03/04/07
One of my favorite pieces of recent music for piano is a short piece called Anxiety.
It's written by my cousin, and you can hear a student perform it by downloading it (click the LISTEN link to the piece) from her site.
I liked it the first time I heard it. I have it in my iPod queue, and it often comes up to my ears. I've grown to like it more, even though it's a tricky piece to play, and I've not even mastered the first few phrases yet (what a hopeless pianist I am!)...
The rest of the suite has never grabbed me that much (though it obviously has merit), but what I like about the piece is pretty obvious: it's theme is a great little (if rather strange) melody.

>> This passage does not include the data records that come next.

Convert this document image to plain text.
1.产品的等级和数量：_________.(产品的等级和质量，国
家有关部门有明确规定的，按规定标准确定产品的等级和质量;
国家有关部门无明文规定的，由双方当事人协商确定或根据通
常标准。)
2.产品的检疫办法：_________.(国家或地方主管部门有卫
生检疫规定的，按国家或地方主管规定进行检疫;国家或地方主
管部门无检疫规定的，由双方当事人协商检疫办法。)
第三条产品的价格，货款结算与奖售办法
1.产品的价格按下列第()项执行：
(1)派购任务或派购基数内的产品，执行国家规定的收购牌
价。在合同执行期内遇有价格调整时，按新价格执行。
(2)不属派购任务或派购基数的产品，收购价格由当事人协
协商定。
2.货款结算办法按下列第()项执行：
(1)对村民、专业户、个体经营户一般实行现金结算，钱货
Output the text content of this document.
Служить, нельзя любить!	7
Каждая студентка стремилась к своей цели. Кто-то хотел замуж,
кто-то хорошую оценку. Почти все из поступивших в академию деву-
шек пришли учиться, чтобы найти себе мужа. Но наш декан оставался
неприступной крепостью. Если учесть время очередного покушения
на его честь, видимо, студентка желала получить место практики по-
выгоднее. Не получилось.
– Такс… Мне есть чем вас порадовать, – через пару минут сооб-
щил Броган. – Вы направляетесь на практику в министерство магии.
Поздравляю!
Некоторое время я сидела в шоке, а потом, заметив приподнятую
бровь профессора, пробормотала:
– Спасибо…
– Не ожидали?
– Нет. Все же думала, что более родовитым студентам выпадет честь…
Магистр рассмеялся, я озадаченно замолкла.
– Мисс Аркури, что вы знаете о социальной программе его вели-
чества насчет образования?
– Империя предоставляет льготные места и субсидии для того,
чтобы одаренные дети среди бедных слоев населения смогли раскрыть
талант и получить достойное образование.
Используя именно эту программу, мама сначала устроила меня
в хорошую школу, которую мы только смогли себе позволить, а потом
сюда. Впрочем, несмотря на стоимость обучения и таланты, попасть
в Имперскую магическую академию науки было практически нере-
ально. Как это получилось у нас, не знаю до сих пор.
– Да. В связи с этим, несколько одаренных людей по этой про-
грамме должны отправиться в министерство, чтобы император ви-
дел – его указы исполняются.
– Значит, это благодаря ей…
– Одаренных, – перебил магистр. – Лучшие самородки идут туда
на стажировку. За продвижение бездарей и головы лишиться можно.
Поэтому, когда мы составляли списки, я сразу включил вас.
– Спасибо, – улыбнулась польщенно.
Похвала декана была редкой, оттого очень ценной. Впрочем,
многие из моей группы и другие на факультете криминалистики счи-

Other piano music on my iPod's playlist? Well, music by Henry Cowell (Anger Dance, Banshee, Three Irish Legends, Aeolian Harp), George Antheil (Jazz Sonata), Leo Ornstein (Suicide in an Airplane), John Adams (Phrygian Gates), Claude Debussy (Preludes, Images), Frederic Rzewski (Down by the Riverside, Winnsboro Cotton Mill Blues), and William Bolcom (Graceful Ghost Rag).
And that's just my green iPod mini; my silver one has a completely different collection.
But no matter how much I may like the obviously great works by the great composers of the last century, I still keep coming back to Anxiety.
I'm not an anxious person . . . any longer. I'm no longer working for employers doing things I'd rather not be doing. So my anxiety level is very low. But this piece called Anxiety
. . . it captures a stance in the world that I find . . . congenial. Its odd rhythm (5/4, syncopated), its perfect resolution of its first dissonance (non-diatonic!), its ABA form (making the asymmetric symmetrical by formal organization!), these work together to artfully strike an off-kilter kind of spiritual poise.
I've tried to capture this odd feeling in some of my own compositions, but have not succeed as well as has composer Andrea L. Reinkemeyer. (And early in her career, to boot.)
I would like to hear a professional performance of the work. As it is, I still struggle with trying to play it myself. Maybe if I learn it, I could sneak into a piano store and play it on the instrument it almost demands, a nine-foot Bösendorfer.